Jingle dress dancing is a tradition that was given to us by the Ojibwe tribe. The Ojibwe tribe is located near the Great Lakes area.
In S2E5 of the Cozy Rainbow Podcast, Mahala Sutherland joins us to explain to us what jingle dress dancing is. Mahala is a professional jingle dress dancer from the Navajo Nation who dances at powwows all around the country. She was introduced into the powwow circuit by one of her Ojibwe friends. Mahala was the first-ever indigenous person to win homecoming royalty at Southern Utah University. Southern Utah University has a land acknowledgement where they state their honor of the Paiute tribe, whose land their university is on.
Jingle dress dancing is a series of intricate footwork. The style of dress was said to have come to fruition in an Ojibwe man’s dream one night as a solution to help his sick granddaughter. The Ojibwe’s man wife sewed the dress that came to him in his dream. The sick granddaughter was able to walk and even dance along again in the story.
The story of jingle dress dancing can vary from person to person or family to family, since it is an oral tradition. Oral tradition means that the story is passed down just by telling it to the different generations. Kind of like a game of telephone, but within an entire culture about a sacred story.
Mahala always dreamed of being a Native American dancer, but never did until she went to college. Ms. Sutherland is a great example of how it is never too late to make your dreams come true! Now she has made history as the first homecoming royalty as Southern Utah University.

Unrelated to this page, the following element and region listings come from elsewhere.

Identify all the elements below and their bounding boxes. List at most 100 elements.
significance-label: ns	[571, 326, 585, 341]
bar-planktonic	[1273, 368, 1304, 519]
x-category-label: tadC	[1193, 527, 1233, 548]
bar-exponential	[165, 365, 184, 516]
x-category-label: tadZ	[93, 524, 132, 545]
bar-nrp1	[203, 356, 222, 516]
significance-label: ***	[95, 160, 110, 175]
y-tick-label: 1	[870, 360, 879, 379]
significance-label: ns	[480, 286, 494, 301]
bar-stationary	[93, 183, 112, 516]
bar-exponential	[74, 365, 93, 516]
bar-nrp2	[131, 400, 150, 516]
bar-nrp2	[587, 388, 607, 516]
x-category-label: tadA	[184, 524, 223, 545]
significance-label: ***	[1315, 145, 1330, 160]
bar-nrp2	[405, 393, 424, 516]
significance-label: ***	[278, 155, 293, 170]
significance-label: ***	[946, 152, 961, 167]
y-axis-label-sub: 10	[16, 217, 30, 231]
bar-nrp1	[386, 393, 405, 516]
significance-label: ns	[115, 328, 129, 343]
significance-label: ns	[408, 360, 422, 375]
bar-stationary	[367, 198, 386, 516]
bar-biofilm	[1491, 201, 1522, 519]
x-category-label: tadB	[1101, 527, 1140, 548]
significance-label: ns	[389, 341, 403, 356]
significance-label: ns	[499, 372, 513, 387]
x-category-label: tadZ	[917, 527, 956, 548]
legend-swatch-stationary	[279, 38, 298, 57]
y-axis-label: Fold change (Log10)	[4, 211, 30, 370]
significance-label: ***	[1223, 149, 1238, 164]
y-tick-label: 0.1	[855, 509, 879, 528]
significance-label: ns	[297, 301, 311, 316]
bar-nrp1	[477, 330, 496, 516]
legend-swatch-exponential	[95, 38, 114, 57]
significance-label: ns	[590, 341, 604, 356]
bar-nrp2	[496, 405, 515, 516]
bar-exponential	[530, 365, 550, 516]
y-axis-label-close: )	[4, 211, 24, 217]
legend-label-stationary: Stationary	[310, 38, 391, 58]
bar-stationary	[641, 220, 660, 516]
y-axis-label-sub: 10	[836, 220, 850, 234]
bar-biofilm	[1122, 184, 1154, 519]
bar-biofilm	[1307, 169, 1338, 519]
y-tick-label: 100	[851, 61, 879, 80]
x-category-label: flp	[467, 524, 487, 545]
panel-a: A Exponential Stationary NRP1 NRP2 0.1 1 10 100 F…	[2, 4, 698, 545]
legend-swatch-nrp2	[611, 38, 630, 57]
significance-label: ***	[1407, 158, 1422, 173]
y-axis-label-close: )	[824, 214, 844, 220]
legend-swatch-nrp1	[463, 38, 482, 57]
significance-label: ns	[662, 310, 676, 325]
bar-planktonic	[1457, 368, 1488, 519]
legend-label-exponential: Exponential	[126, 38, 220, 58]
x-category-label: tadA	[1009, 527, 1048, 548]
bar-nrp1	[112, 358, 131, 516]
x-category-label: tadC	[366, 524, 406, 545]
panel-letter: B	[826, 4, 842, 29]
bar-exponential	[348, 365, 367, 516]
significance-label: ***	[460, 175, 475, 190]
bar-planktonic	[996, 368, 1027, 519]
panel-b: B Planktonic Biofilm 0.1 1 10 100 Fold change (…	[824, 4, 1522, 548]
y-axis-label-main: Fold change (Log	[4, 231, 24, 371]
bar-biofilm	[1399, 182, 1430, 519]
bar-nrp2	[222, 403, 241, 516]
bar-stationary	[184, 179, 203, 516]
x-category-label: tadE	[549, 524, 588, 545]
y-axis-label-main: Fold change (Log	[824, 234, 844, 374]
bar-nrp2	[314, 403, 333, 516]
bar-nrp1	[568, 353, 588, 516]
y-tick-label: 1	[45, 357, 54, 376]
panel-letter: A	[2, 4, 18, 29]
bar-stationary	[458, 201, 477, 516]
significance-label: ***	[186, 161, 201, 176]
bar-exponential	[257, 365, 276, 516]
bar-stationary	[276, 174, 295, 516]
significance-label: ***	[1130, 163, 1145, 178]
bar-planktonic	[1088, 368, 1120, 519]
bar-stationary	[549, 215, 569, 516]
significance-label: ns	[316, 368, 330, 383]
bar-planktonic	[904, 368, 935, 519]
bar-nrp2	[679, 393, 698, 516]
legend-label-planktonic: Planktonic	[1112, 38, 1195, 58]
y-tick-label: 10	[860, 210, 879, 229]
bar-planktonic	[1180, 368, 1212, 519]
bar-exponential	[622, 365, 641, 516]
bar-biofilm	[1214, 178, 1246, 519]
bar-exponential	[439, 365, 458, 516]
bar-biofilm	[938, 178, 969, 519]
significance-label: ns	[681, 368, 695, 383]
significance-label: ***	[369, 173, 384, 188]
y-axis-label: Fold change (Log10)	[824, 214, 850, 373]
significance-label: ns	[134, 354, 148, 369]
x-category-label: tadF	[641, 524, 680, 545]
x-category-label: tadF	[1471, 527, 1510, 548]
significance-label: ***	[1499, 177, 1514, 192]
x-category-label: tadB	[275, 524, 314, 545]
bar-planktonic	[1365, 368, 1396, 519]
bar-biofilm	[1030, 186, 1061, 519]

Jingle dress dances usually have 365 metal cones that “jingle” while the dress is shaking. The sound of the cones is meant to represent raindrops on a tin roof. An extra secret cone is hidden in the dress, where only the maker of the dress and the dancer knows where the secret cone is. The extra cone is meant to represent the leap year. The dresses can be heavy and dancing in them is quite a workout!